Through it all Conan crept, huddling low for illusory safety, no longer daring or caring to shield his ears. Carefully he timed his snail-like progress, scuttling or diving aside when the mad ballistics of the place threatened to destroy him. Reaching the room’s center at last, he sidestepped a whirling gong whose tone dropped from a shriek to a moan as it grazed him. He heard a strident clanging and looked around—to see the sun-edged disc jerked sharply off its course by its rigid clapper-chain, spinning and hurtling toward him in a wide arc. Before he could move, it was upon him—and past him, its polished, oscillating face brushing him on three sides gently as a lover’s embrace before it spun away.

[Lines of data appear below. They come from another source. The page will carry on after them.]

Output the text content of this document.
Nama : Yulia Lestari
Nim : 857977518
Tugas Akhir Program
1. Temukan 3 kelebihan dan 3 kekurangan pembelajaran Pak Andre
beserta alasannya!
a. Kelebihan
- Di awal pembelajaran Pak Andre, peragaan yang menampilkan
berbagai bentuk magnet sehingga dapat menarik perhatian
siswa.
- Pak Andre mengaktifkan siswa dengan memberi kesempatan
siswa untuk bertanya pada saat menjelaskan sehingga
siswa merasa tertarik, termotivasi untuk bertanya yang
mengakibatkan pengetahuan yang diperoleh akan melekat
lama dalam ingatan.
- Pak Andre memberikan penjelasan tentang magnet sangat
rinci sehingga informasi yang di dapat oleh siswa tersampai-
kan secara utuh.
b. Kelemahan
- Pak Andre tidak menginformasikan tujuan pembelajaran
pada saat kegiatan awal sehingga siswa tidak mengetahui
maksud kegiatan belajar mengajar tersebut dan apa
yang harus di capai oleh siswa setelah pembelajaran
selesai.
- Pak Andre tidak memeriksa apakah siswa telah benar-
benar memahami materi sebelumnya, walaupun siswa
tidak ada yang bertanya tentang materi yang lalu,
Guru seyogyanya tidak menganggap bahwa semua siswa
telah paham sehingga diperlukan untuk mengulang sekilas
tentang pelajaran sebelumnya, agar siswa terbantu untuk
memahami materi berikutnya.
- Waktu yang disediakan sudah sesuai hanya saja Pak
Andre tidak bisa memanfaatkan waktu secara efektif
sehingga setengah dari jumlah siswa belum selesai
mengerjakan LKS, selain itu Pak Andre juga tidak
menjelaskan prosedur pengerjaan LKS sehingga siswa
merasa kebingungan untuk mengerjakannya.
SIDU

Vowing not to waste this god-given luck, he flung himself forward along the scraped, battered floor through a momentarily clear space. Panting, he advanced with redoubled pains, relying on sound as well as sight, trying to judge the speed and direction of each gong-stroke by the way it smote his throbbing ears and quivered in his guts. For every three lunges forward he gave back two, peering around desperately in the flaring, plummeting light, cowering in the meager cover of the room’s edge. Seeing at last the opportunity to dash for his goal, he balked without knowing why; an instant later, two careening gongs crashed together before him, lacerating the air where his body should have been. The collision altered the patterns, placing him instantly at risk; desperately he leaped to one of the reeling gongs, grabbed its chain, and clung there, spinning giddily with it to the far end of the room, where it dashed him breathless against the long-sought door.

Gasping, croaking, he scrabbled at the door-handle and dragged it open. Racing to avoid being demolished by a final gong-stroke, he flung himself through and collapsed on the other side.

 

Chapter 10
Blood and Lotus

He awoke to a silence that thundered in his ears like the mightiest cataract of the River Styx. Yet it was true silence, with no trace of the gonging and pealing he had left behind in the oval chamber. How long since that din had ceased, and how long he had lain huddled and stiff in near-darkness, his half-seen surroundings gave no hint. This room appeared to be one of dim smokes and eerie radiances; it might hold new perils, but he hardly cared.